When 20 or more redundancies within a period of 90 days are proposed at one establishment, an employer must follow the legislative provisions on collective consultation. Requirements under collective consultation provisions include:

  • Notifying BIS of the proposed redundancies. (It is a criminal offence not to do so)
  • Informing and consulting with appropriate representatives of the employees.
  • Starting consultation in good to time in order that no dismissal takes place prior to the end of a period of:
    • 90 days from the commencement of consultation if 100 or more redundancies are proposed at one establishment (although this is set to change to 45 days on 6th April 2013 as set out below).
    • 30 days from the commencement of consultation if less than 100 but 20 or more redundancies are proposed at one establishment.

In order to understand whether and to what extent the collective consultation provisions apply in any given situation, it is, therefore, necessary to assess the number of redundancies proposed at one establishment within 90 days. If there are less than 20 proposed redundancies then no collective consultation requirement arises. Similarly, if there are 20 or more but less than 100 proposed redundancies then the minimum period to be observed from commencement of consultation to the first dismissal is only 30 days rather than the present 90 days.

A lack of statutory guidance and clear case law on the meaning of “establishment” left employers with multiple worksites in a position where it was unclear whether they must look at the number of proposed redundancies at one worksite or across the organisation as a whole. If the meaning of establishment could be narrowed to a worksite rather than an organisation as a whole, in many situations, this could allow the employer to avoid the “trigger” 20 or 100 proposed redundancies.

The Employment Appeal Tribunal (EAT), in Renfrewshire Council v Educational Institute of Scotland, was recently tasked with determining the meaning of the word “establishment” for these purposes. The case involved several teachers represented by their union who believed that the Council had failed in its duties under the collective consultation provisions to inform and consult. The Council contended that an individual school could be one establishment and the union argued that it must mean something wider. The Employment Tribunal agreed with the union and held that a specific school could not be considered one establishment. It noted that although teachers tended to work for one school, that much control lay outwith any school in relation to aspects such as staff terms and conditions, serious disciplinary issues and budget aspects. The Employment Tribunal held that the entire Education and Leisure Department of the Council was the “establishment” for these purposes.

This outcome may have resulted in many employers facing collective consultation more frequently where they have more than one worksite and a degree of “head office” control over such sites.

Fortunately for employers, the EAT overturned this decision and remitted the case back to the Employment Tribunal to reconsider. The EAT held that the word “establishment” is much narrower than organisation, and indicates a “physical presence”. The EAT held that the focus should be to identify the unit to which workers are assigned to perform their tasks in a factual sense from the worker’s point of view. The test on this basis focuses less on contractual mobility terms and central management control to the position in fact from a work perspective.

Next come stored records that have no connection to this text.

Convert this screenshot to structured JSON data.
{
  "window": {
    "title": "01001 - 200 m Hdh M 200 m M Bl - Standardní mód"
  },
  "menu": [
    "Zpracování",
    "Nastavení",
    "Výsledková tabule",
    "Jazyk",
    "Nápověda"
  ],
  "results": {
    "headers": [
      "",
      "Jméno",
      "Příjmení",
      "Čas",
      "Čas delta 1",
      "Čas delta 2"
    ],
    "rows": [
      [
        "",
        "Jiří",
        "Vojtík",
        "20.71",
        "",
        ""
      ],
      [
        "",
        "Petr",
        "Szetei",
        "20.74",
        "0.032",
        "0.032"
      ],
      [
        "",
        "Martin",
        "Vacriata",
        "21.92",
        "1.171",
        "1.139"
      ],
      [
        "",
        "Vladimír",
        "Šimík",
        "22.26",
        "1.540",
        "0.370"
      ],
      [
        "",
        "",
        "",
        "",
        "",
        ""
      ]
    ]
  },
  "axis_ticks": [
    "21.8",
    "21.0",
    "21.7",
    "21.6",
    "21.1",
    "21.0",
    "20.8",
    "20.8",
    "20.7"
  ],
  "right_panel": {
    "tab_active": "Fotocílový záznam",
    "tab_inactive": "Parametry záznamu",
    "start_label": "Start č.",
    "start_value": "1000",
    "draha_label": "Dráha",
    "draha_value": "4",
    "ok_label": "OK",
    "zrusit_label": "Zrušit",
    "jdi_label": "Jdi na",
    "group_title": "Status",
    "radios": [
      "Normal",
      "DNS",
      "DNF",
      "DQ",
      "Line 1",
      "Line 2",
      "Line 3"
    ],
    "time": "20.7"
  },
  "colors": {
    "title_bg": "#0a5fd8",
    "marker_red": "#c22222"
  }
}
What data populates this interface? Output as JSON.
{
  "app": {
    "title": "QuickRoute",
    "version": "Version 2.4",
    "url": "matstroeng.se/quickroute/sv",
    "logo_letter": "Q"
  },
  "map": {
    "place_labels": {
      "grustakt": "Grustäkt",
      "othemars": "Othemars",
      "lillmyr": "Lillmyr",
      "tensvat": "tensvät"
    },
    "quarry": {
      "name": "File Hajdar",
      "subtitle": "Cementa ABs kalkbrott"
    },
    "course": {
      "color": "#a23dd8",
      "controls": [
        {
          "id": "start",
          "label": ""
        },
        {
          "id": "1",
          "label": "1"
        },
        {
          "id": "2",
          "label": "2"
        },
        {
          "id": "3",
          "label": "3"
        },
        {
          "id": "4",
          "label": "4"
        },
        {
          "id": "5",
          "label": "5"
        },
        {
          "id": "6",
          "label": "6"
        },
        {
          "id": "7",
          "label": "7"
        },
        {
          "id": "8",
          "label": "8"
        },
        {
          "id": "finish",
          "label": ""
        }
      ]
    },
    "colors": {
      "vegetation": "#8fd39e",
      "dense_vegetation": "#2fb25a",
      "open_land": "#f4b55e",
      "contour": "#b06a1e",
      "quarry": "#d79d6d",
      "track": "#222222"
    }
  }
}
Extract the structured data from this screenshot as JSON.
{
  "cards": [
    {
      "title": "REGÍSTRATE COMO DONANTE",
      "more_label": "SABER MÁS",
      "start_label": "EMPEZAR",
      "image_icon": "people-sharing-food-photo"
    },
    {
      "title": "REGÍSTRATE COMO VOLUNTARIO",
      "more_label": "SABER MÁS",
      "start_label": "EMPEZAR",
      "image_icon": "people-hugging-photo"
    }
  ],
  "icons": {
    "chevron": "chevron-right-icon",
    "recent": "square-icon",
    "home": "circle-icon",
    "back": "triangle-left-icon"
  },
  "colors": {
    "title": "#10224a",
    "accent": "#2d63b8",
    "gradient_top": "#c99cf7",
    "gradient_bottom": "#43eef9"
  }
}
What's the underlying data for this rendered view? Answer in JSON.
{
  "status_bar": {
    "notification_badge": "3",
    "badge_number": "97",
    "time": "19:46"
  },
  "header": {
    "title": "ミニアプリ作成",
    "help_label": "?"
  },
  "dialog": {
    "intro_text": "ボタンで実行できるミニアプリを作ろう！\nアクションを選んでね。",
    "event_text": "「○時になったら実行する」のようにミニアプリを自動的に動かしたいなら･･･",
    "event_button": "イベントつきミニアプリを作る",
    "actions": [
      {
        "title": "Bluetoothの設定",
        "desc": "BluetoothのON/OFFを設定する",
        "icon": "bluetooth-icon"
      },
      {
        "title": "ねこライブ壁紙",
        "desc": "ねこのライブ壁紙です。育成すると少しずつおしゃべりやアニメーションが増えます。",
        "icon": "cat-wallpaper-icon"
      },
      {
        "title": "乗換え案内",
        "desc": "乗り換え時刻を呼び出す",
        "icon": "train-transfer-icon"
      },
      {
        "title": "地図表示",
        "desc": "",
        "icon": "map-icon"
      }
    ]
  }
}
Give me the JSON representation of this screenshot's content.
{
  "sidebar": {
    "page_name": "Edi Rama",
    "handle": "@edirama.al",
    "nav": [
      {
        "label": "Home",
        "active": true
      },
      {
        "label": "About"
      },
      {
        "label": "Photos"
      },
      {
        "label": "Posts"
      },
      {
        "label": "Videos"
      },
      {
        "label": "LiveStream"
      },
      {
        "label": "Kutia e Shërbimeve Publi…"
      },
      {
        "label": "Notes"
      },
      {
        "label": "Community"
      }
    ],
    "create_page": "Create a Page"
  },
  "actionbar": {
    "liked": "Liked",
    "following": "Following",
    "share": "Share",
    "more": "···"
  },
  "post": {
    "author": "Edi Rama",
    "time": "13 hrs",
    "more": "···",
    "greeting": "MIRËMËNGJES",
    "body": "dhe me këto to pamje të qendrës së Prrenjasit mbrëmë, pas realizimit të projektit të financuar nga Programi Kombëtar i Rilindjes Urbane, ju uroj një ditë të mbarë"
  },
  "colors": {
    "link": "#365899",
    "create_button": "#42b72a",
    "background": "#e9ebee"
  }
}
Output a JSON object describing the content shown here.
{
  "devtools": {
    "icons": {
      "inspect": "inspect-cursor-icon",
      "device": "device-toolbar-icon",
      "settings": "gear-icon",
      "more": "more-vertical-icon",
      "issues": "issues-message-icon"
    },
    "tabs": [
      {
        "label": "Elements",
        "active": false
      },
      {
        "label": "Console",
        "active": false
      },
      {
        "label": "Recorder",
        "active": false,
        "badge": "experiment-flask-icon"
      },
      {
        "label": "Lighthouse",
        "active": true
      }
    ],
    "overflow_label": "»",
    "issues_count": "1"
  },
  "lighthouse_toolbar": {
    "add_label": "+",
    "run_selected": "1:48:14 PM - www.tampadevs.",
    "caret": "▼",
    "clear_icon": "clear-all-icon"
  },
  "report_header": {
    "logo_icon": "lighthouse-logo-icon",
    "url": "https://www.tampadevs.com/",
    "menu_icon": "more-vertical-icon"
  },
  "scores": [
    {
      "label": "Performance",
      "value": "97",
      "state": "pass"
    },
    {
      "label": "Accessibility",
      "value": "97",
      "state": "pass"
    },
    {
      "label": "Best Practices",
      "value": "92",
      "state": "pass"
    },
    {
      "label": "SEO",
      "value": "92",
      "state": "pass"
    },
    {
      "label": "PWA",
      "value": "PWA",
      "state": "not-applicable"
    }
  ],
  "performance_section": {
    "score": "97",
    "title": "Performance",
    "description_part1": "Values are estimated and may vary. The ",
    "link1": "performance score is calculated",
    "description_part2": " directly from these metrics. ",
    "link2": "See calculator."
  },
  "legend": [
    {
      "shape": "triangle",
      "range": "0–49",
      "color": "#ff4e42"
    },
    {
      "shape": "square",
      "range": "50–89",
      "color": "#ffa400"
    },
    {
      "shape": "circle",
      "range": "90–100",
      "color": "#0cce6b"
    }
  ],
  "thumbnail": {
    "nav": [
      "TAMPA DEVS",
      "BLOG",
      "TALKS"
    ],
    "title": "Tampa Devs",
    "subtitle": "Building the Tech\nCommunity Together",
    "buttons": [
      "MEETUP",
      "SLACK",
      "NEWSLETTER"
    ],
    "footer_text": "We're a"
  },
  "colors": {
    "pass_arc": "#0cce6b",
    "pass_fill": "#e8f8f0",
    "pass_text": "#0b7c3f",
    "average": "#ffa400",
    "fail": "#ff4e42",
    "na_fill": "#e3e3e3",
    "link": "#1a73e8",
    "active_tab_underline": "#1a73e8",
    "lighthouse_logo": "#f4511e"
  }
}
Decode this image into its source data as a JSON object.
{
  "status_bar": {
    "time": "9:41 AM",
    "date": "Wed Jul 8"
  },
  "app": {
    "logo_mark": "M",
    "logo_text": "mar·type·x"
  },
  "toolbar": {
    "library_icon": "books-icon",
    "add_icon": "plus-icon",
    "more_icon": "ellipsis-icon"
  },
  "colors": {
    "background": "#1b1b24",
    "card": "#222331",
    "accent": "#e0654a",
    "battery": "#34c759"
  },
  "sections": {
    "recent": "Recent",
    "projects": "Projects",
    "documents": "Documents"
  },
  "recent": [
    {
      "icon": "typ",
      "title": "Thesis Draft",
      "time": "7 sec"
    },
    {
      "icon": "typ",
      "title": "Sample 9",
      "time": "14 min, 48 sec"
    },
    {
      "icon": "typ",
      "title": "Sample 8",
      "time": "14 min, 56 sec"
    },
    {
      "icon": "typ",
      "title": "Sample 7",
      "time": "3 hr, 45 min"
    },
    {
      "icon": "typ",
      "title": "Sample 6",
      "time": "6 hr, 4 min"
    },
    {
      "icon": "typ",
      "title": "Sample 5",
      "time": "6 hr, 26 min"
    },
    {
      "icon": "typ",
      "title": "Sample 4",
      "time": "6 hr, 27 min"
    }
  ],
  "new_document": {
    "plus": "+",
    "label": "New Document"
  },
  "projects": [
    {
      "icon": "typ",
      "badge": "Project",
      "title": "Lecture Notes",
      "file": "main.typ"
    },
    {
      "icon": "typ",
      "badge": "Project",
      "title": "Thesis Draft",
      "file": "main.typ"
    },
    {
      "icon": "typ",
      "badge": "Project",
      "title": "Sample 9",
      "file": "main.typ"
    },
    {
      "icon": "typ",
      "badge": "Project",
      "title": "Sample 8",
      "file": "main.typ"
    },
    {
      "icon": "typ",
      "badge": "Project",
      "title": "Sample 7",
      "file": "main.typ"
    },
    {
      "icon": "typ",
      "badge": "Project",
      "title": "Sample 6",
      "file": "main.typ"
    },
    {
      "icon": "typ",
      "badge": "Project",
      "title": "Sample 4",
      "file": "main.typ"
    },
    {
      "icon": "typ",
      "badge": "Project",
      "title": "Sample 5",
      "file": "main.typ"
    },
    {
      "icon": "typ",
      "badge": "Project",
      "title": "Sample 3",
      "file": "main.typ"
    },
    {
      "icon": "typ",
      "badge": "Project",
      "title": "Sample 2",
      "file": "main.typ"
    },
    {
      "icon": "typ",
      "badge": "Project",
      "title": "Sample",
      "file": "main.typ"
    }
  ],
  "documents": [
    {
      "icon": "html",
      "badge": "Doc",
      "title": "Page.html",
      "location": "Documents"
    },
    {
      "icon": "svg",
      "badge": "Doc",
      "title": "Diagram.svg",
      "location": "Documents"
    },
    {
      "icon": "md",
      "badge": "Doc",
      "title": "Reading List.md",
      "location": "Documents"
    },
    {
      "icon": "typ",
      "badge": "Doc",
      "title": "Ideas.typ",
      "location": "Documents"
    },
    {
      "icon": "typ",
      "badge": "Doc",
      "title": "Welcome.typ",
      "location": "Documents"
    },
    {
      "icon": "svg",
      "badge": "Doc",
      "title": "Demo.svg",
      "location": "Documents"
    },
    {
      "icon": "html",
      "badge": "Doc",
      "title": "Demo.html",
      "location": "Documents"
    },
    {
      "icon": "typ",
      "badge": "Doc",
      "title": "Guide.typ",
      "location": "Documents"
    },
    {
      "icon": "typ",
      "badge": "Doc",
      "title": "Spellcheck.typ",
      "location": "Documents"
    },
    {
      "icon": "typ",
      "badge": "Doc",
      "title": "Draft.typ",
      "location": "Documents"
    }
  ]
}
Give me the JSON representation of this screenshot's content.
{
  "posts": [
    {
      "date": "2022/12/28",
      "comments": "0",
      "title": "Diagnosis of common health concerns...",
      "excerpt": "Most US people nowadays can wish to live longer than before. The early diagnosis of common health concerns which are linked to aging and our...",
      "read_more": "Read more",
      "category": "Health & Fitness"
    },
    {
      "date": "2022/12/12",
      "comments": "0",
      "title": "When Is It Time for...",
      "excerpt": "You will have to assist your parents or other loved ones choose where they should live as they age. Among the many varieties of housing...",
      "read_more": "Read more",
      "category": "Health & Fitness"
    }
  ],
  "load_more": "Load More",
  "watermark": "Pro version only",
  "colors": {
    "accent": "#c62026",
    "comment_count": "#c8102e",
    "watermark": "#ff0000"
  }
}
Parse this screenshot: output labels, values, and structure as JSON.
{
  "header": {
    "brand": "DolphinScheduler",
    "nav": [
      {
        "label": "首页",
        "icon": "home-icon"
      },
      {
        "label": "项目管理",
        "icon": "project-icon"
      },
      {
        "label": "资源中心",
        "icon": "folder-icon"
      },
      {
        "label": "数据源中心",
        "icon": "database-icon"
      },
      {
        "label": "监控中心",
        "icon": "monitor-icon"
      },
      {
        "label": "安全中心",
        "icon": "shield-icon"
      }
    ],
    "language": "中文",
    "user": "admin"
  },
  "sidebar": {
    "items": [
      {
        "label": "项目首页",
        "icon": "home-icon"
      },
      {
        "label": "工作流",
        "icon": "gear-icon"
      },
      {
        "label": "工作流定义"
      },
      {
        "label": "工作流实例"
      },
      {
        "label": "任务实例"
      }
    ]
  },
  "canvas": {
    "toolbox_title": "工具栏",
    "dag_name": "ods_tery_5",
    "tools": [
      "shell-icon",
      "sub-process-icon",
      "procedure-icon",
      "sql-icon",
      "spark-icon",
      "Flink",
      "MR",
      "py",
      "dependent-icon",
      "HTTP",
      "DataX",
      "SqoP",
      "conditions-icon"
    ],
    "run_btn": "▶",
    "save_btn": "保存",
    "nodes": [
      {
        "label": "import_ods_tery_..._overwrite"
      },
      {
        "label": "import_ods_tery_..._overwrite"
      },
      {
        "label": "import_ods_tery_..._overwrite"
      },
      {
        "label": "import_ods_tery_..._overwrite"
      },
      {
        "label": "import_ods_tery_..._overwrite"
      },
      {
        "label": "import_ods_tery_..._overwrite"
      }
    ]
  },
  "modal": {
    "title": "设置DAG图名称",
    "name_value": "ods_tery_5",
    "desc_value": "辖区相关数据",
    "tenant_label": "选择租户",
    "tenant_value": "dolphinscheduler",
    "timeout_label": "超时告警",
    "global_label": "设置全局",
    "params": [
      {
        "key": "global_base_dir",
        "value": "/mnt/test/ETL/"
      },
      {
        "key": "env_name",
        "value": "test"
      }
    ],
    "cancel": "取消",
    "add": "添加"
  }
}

Whilst the decision in any given case on this matter is very fact driven this guidance from the EAT should assist employers with more than one worksite to determine whether any proposed redundancies will require the application of collective consultation provisions. It is also likely, for many employers, to reduce the number of instances when the “trigger” 20/100 proposed redundancies are reached when dealing with multiple sites.

More Changes Ahead

The Government has published a set of draft regulations which amend the current collective consultation requirements. These are to come into force on 6 April 2013. Under these regulations:

  • The 90 day period between consultation and dismissal is to be reduced to 45 days (where there are 100 or more proposed redundancies).
  • The meaning of redundancies for the purposes of determining the application of collective consultation is wide and usually includes any termination of employment which does not relate to the employee specifically. The regulations indicate that it will now be permissible to exclude dismissals from the total redundancy headcount which occur as a result of reaching the end of a fixed term contract, completion of a specific project, or the occurrence of an event as set out in the contract.

The Government has also indicated that an ACAS code of practice providing guidance on questions such as the meaning of “establishment” is to be introduced to assist employers through collective consultation requirements.